Let’s say that there’s an issue edit request that you keep seeing pop up in your queue. It seems like every few days you’re getting the same request. To automate periodic changes to a set of issues defined by a filter, you could use the Escalation Service built-in script.

  1. From the Add-Ons section of the Administration menu, choose Built-in Scripts.

  2. Next, click Escalation Service.

  3. Click Add New Service.

  4. Enter the appropriate information in the fields:

    1. Description is the name of the service. A good descriptive name is priceless…​

    2. JQL Query is the search string that will produce the issues that need modification. This could be copy and pasted from a filter.

    3. As User is looking for which user will execute the alteration. Double-check to make sure that this user has the appropriate permissions.

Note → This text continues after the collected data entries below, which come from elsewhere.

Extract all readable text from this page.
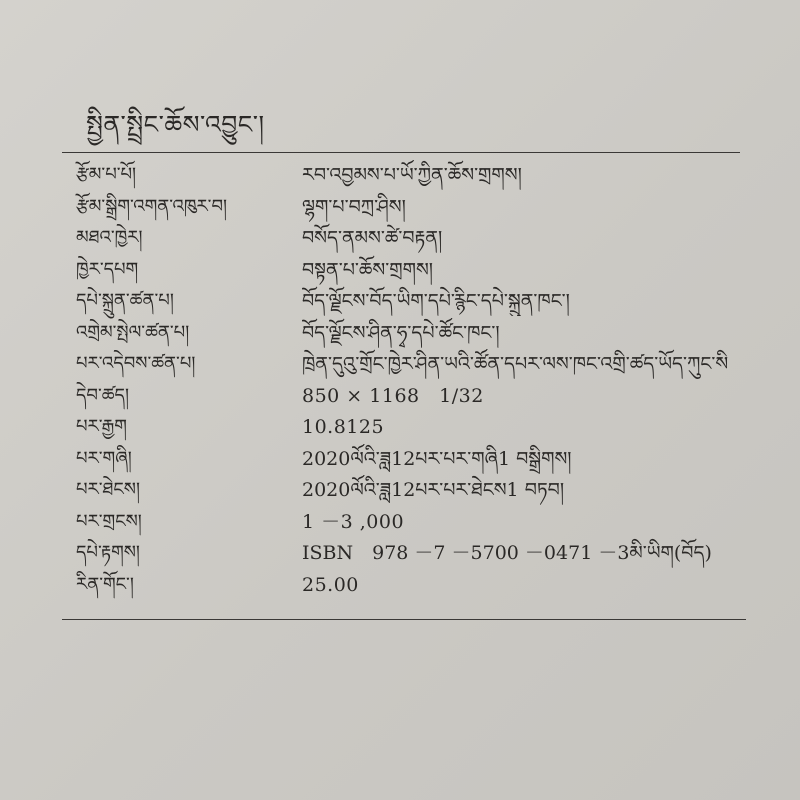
སྤྱིན་སྤྲིང་ཆོས་འབྱུང་།
རྩོམ་པ་པོ།	རབ་འབྱམས་པ་ཡོ་ཀྱིན་ཆོས་གྲགས།
རྩོམ་སྒྲིག་འགན་འཁུར་བ།	ལྷག་པ་བཀྲ་ཤིས།
མཐའ་ཁྱེར།	བསོད་ནམས་ཚེ་བརྟན།
ཁྱེར་དཔག	བསྟན་པ་ཆོས་གྲགས།
དཔེ་སྐྲུན་ཚན་པ།	བོད་ལྗོངས་བོད་ཡིག་དཔེ་རྙིང་དཔེ་སྐྲུན་ཁང་།
འགྲེམ་སྤེལ་ཚན་པ།	བོད་ལྗོངས་ཤིན་ཧྭ་དཔེ་ཚོང་ཁང་།
པར་འདེབས་ཚན་པ།	ཁྲེན་དུའུ་གྲོང་ཁྱེར་ཤིན་ཡའི་ཚོན་དཔར་ལས་ཁང་འགྲི་ཚད་ཡོད་ཀུང་སི
དེབ་ཚད།	850 × 1168　1/32
པར་རྒྱག	10.8125
པར་གཞི།	2020ལོའི་ཟླ12པར་པར་གཞི1 བསྒྲིགས།
པར་ཐེངས།	2020ལོའི་ཟླ12པར་པར་ཐེངས1 བཏབ།
པར་གྲངས།	1 －3 ,000
དཔེ་རྟགས།	ISBN　978 －7 －5700 －0471 －3མི་ཡིག(བོད)
རིན་གོང་།	25.00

    4. Interval/Cron Expression defines how often / what day of the week the escalation service runs. For help creating a Cron expression, see here. The following example will run at 8:00am every Monday morning.

    5. Action allows you to choose from a wide range of pre-defined actions and workflow transitions in your Jira instance.

    6. Additional Issue Actions allows you to insert an in-line or external script into the service. Use Expand Examples to access some useful recipes, or head over to the documentation for more.

    7. Transition Options allow you to choose which transition operations you’d like to forego.

      The Escalation Service screen with example configuration.
  5. To run the service immediately, click Run Now. To allow the service to run at it’s set time, click Add Service. You see a result screen after either option is selected.

Built-in Scripts are a quick and convenient way to solve a lot of administrators and users requirements. From powerful administrative tasks such as View Server Log Files to fine tuned automation with the Escalation Service, built-in scripts are easy to set up and run.